The sanctions aim to freeze sale proceeds from PDVSA’s exports of roughly 500,000 barrels per day (bpd) of crude oil to the United States.
Although the move pushed up oil prices, markets appeared relatively relaxed as the sanctions only affect Venezuelan supply to the United States.
“The (Venezuelan) export volumes will not be eliminated from the market, but rather rerouted to other countries,” said Paola Rodriguez-Masiu, an analyst at consultancy Rystad Energy.
With the United States dropping out as a customer for Venezuelan oil, she added that “China and India … will be able to pick up these oil volumes at great discounts.”
Despite this, some analysts said that non-U.S. oil trading firms with operations in the United States may still avoid dealing with Venezuelan oil.

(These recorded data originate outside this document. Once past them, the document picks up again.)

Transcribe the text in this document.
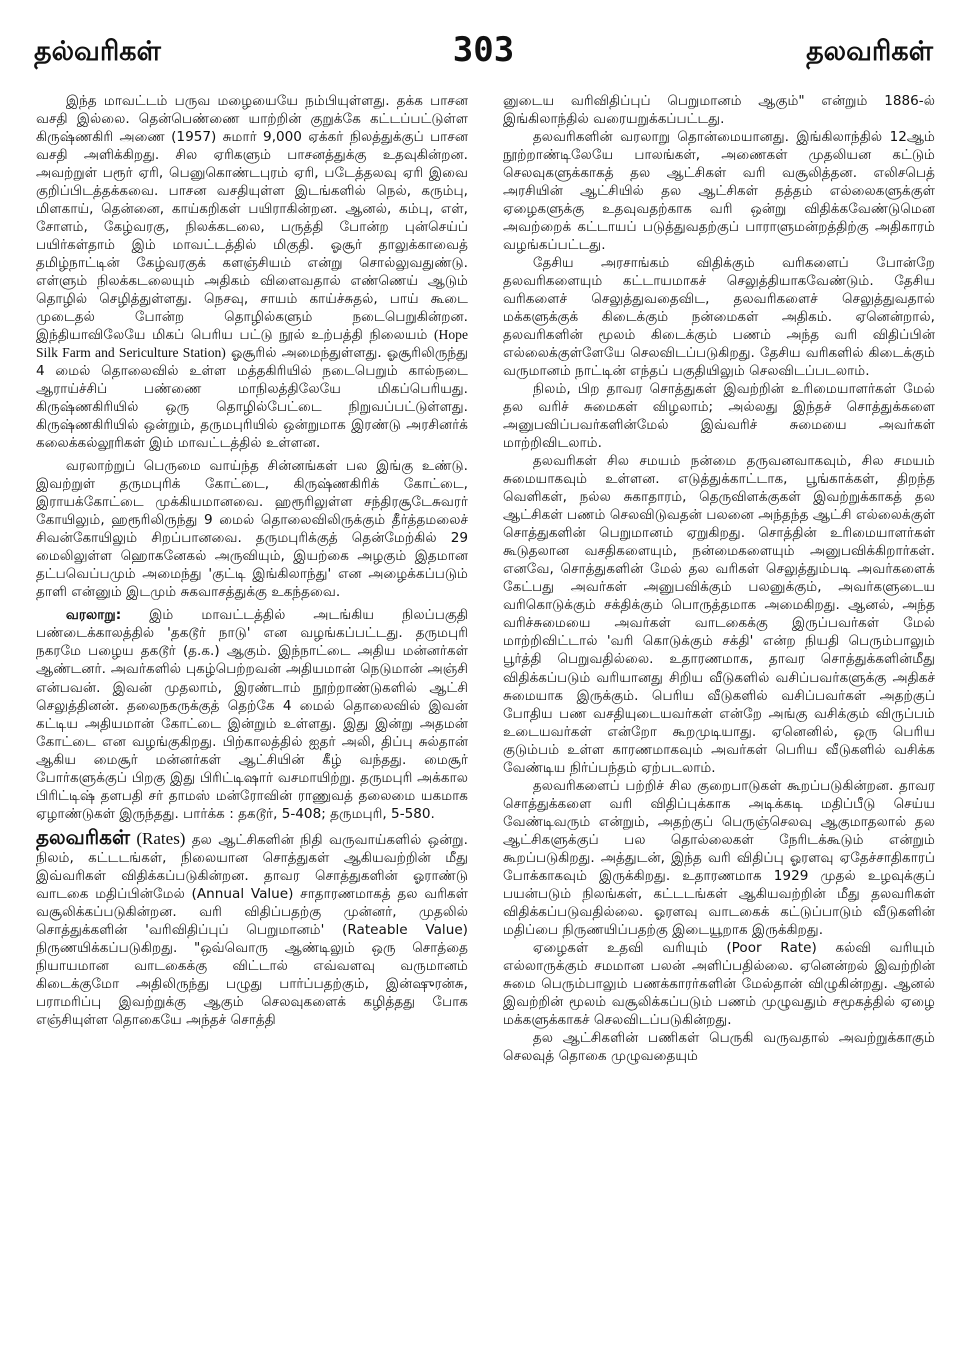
தல்வரிகள்	303	தலவரிகள்

இந்த மாவட்டம் பருவ மழையையே நம்பியுள்ளது. தக்க பாசன வசதி இல்லை. தென்பெண்ணை யாற்றின் குறுக்கே கட்டப்பட்டுள்ள கிருஷ்ணகிரி அணை (1957) சுமார் 9,000 ஏக்கர் நிலத்துக்குப் பாசன வசதி அளிக்கிறது. சில ஏரிகளும் பாசனத்துக்கு உதவுகின்றன. அவற்றுள் பரூர் ஏரி, பெனுகொண்டபுரம் ஏரி, படேத்தலவு ஏரி இவை குறிப்பிடத்தக்கவை. பாசன வசதியுள்ள இடங்களில் நெல், கரும்பு, மிளகாய், தென்னை, காய்கறிகள் பயிராகின்றன. ஆனல், கம்பு, எள், சோளம், கேழ்வரகு, நிலக்கடலை, பருத்தி போன்ற புன்செய்ப் பயிர்கள்தாம் இம் மாவட்டத்தில் மிகுதி. ஓசூர் தாலுக்காவைத் தமிழ்நாட்டின் கேழ்வரகுக் களஞ்சியம் என்று சொல்லுவதுண்டு. எள்ளும் நிலக்கடலையும் அதிகம் விளைவதால் எண்ணெய் ஆடும் தொழில் செழித்துள்ளது. நெசவு, சாயம் காய்ச்சுதல், பாய் கூடை முடைதல் போன்ற தொழில்களும் நடைபெறுகின்றன. இந்தியாவிலேயே மிகப் பெரிய பட்டு நூல் உற்பத்தி நிலையம் (Hope Silk Farm and Sericulture Station) ஓசூரில் அமைந்துள்ளது. ஓசூரிலிருந்து 4 மைல் தொலைவில் உள்ள மத்தகிரியில் நடைபெறும் கால்நடை ஆராய்ச்சிப் பண்ணை மாநிலத்திலேயே மிகப்பெரியது. கிருஷ்ணகிரியில் ஒரு தொழில்பேட்டை நிறுவப்பட்டுள்ளது. கிருஷ்ணகிரியில் ஒன்றும், தருமபுரியில் ஒன்றுமாக இரண்டு அரசினர்க் கலைக்கல்லூரிகள் இம் மாவட்டத்தில் உள்ளன.

வரலாற்றுப் பெருமை வாய்ந்த சின்னங்கள் பல இங்கு உண்டு. இவற்றுள் தருமபுரிக் கோட்டை, கிருஷ்ணகிரிக் கோட்டை, இராயக்கோட்டை முக்கியமானவை. ஹரூரிலுள்ள சந்திரசூடேசுவரர் கோயிலும், ஹரூரிலிருந்து 9 மைல் தொலைவிலிருக்கும் தீர்த்தமலைச் சிவன்கோயிலும் சிறப்பானவை. தருமபுரிக்குத் தென்மேற்கில் 29 மைலிலுள்ள ஹொகனேகல் அருவியும், இயற்கை அழகும் இதமான தட்பவெப்பமும் அமைந்து 'குட்டி இங்கிலாந்து' என அழைக்கப்படும் தாளி என்னும் இடமும் சுகவாசத்துக்கு உகந்தவை.

வரலாறு: இம் மாவட்டத்தில் அடங்கிய நிலப்பகுதி பண்டைக்காலத்தில் 'தகடூர் நாடு' என வழங்கப்பட்டது. தருமபுரி நகரமே பழைய தகடூர் (த.க.) ஆகும். இந்நாட்டை அதிய மன்னர்கள் ஆண்டனர். அவர்களில் புகழ்பெற்றவன் அதியமான் நெடுமான் அஞ்சி என்பவன். இவன் முதலாம், இரண்டாம் நூற்றாண்டுகளில் ஆட்சி செலுத்தினன். தலைநகருக்குத் தெற்கே 4 மைல் தொலைவில் இவன் கட்டிய அதியமான் கோட்டை இன்றும் உள்ளது. இது இன்று அதமன் கோட்டை என வழங்குகிறது. பிற்காலத்தில் ஐதர் அலி, திப்பு சுல்தான் ஆகிய மைசூர் மன்னர்கள் ஆட்சியின் கீழ் வந்தது. மைசூர் போர்களுக்குப் பிறகு இது பிரிட்டிஷார் வசமாயிற்று. தருமபுரி அக்கால பிரிட்டிஷ் தளபதி சர் தாமஸ் மன்ரோவின் ராணுவத் தலைமை யகமாக ஏழாண்டுகள் இருந்தது. பார்க்க : தகடூர், 5-408; தருமபுரி, 5-580.

தலவரிகள் (Rates) தல ஆட்சிகளின் நிதி வருவாய்களில் ஒன்று. நிலம், கட்டடங்கள், நிலையான சொத்துகள் ஆகியவற்றின் மீது இவ்வரிகள் விதிக்கப்படுகின்றன. தாவர சொத்துகளின் ஓராண்டு வாடகை மதிப்பின்மேல் (Annual Value) சாதாரணமாகத் தல வரிகள் வசூலிக்கப்படுகின்றன. வரி விதிப்பதற்கு முன்னர், முதலில் சொத்துக்களின் 'வரிவிதிப்புப் பெறுமானம்' (Rateable Value) நிருணயிக்கப்படுகிறது. "ஒவ்வொரு ஆண்டிலும் ஒரு சொத்தை நியாயமான வாடகைக்கு விட்டால் எவ்வளவு வருமானம் கிடைக்குமோ அதிலிருந்து பழுது பார்ப்பதற்கும், இன்ஷுரன்சு, பராமரிப்பு இவற்றுக்கு ஆகும் செலவுகளைக் கழித்தது போக எஞ்சியுள்ள தொகையே அந்தச் சொத்தி

னுடைய வரிவிதிப்புப் பெறுமானம் ஆகும்" என்றும் 1886-ல் இங்கிலாந்தில் வரையறுக்கப்பட்டது.

தலவரிகளின் வரலாறு தொன்மையானது. இங்கிலாந்தில் 12ஆம் நூற்றாண்டிலேயே பாலங்கள், அணைகள் முதலியன கட்டும் செலவுகளுக்காகத் தல ஆட்சிகள் வரி வசூலித்தன. எலிசபெத் அரசியின் ஆட்சியில் தல ஆட்சிகள் தத்தம் எல்லைகளுக்குள் ஏழைகளுக்கு உதவுவதற்காக வரி ஒன்று விதிக்கவேண்டுமென அவற்றைக் கட்டாயப் படுத்துவதற்குப் பாராளுமன்றத்திற்கு அதிகாரம் வழங்கப்பட்டது.

தேசிய அரசாங்கம் விதிக்கும் வரிகளைப் போன்றே தலவரிகளையும் கட்டாயமாகச் செலுத்தியாகவேண்டும். தேசிய வரிகளைச் செலுத்துவதைவிட, தலவரிகளைச் செலுத்துவதால் மக்களுக்குக் கிடைக்கும் நன்மைகள் அதிகம். ஏனென்றால், தலவரிகளின் மூலம் கிடைக்கும் பணம் அந்த வரி விதிப்பின் எல்லைக்குள்ளேயே செலவிடப்படுகிறது. தேசிய வரிகளில் கிடைக்கும் வருமானம் நாட்டின் எந்தப் பகுதியிலும் செலவிடப்படலாம்.

நிலம், பிற தாவர சொத்துகள் இவற்றின் உரிமையாளர்கள் மேல் தல வரிச் சுமைகள் விழலாம்; அல்லது இந்தச் சொத்துக்களை அனுபவிப்பவர்களின்மேல் இவ்வரிச் சுமையை அவர்கள் மாற்றிவிடலாம்.

தலவரிகள் சில சமயம் நன்மை தருவனவாகவும், சில சமயம் சுமையாகவும் உள்ளன. எடுத்துக்காட்டாக, பூங்காக்கள், திறந்த வெளிகள், நல்ல சுகாதாரம், தெருவிளக்குகள் இவற்றுக்காகத் தல ஆட்சிகள் பணம் செலவிடுவதன் பலனை அந்தந்த ஆட்சி எல்லைக்குள் சொத்துகளின் பெறுமானம் ஏறுகிறது. சொத்தின் உரிமையாளர்கள் கூடுதலான வசதிகளையும், நன்மைகளையும் அனுபவிக்கிறார்கள். எனவே, சொத்துகளின் மேல் தல வரிகள் செலுத்தும்படி அவர்களைக் கேட்பது அவர்கள் அனுபவிக்கும் பலனுக்கும், அவர்களுடைய வரிகொடுக்கும் சக்திக்கும் பொருத்தமாக அமைகிறது. ஆனல், அந்த வரிச்சுமையை அவர்கள் வாடகைக்கு இருப்பவர்கள் மேல் மாற்றிவிட்டால் 'வரி கொடுக்கும் சக்தி' என்ற நியதி பெரும்பாலும் பூர்த்தி பெறுவதில்லை. உதாரணமாக, தாவர சொத்துக்களின்மீது விதிக்கப்படும் வரியானது சிறிய வீடுகளில் வசிப்பவர்களுக்கு அதிகச் சுமையாக இருக்கும். பெரிய வீடுகளில் வசிப்பவர்கள் அதற்குப் போதிய பண வசதியுடையவர்கள் என்றே அங்கு வசிக்கும் விருப்பம் உடையவர்கள் என்றோ கூறமுடியாது. ஏனெனில், ஒரு பெரிய குடும்பம் உள்ள காரணமாகவும் அவர்கள் பெரிய வீடுகளில் வசிக்க வேண்டிய நிர்ப்பந்தம் ஏற்படலாம்.

தலவரிகளைப் பற்றிச் சில குறைபாடுகள் கூறப்படுகின்றன. தாவர சொத்துக்களை வரி விதிப்புக்காக அடிக்கடி மதிப்பீடு செய்ய வேண்டிவரும் என்றும், அதற்குப் பெருஞ்செலவு ஆகுமாதலால் தல ஆட்சிகளுக்குப் பல தொல்லைகள் நேரிடக்கூடும் என்றும் கூறப்படுகிறது. அத்துடன், இந்த வரி விதிப்பு ஓரளவு ஏதேச்சாதிகாரப் போக்காகவும் இருக்கிறது. உதாரணமாக 1929 முதல் உழவுக்குப் பயன்படும் நிலங்கள், கட்டடங்கள் ஆகியவற்றின் மீது தலவரிகள் விதிக்கப்படுவதில்லை. ஓரளவு வாடகைக் கட்டுப்பாடும் வீடுகளின் மதிப்பை நிருணயிப்பதற்கு இடையூறாக இருக்கிறது.

ஏழைகள் உதவி வரியும் (Poor Rate) கல்வி வரியும் எல்லாருக்கும் சமமான பலன் அளிப்பதில்லை. ஏனென்றல் இவற்றின் சுமை பெரும்பாலும் பணக்காரர்களின் மேல்தான் விழுகின்றது. ஆனல் இவற்றின் மூலம் வசூலிக்கப்படும் பணம் முழுவதும் சமூகத்தில் ஏழை மக்களுக்காகச் செலவிடப்படுகின்றது.

தல ஆட்சிகளின் பணிகள் பெருகி வருவதால் அவற்றுக்காகும் செலவுத் தொகை முழுவதையும்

The Schork Report, a daily oil and gas trading publication, said on Wednesday that many “international oil traders … have significant trading operations in the U.S. … At least in the short-term, these traders will undoubtedly quit buying from Venezuela until such a time that they are assured that they are not running afoul of U.S. sanctions.”
Other analysts also pointed to economic weakness as countering supply-side efforts to tighten the market such as the voluntary supply restraint by the Organization of the Petroleum Exporting Countries (OPEC).
“Pulling in the opposite (oil price) direction are heightened concerns about global growth, particularly that of China,” said Ole Hansen, head of commodity strategy at Denmark’s Saxo Bank.
Global economic growth and fuel consumption are expected to slow this year amid a trade dispute between the United States and China, the world’s two biggest economies.
Officials from Washington and Beijing are set to launch a new round of trade talks on Wednesday aimed at resolving their disputes amid which both sides have slapped hefty import tariffs on each other’s goods.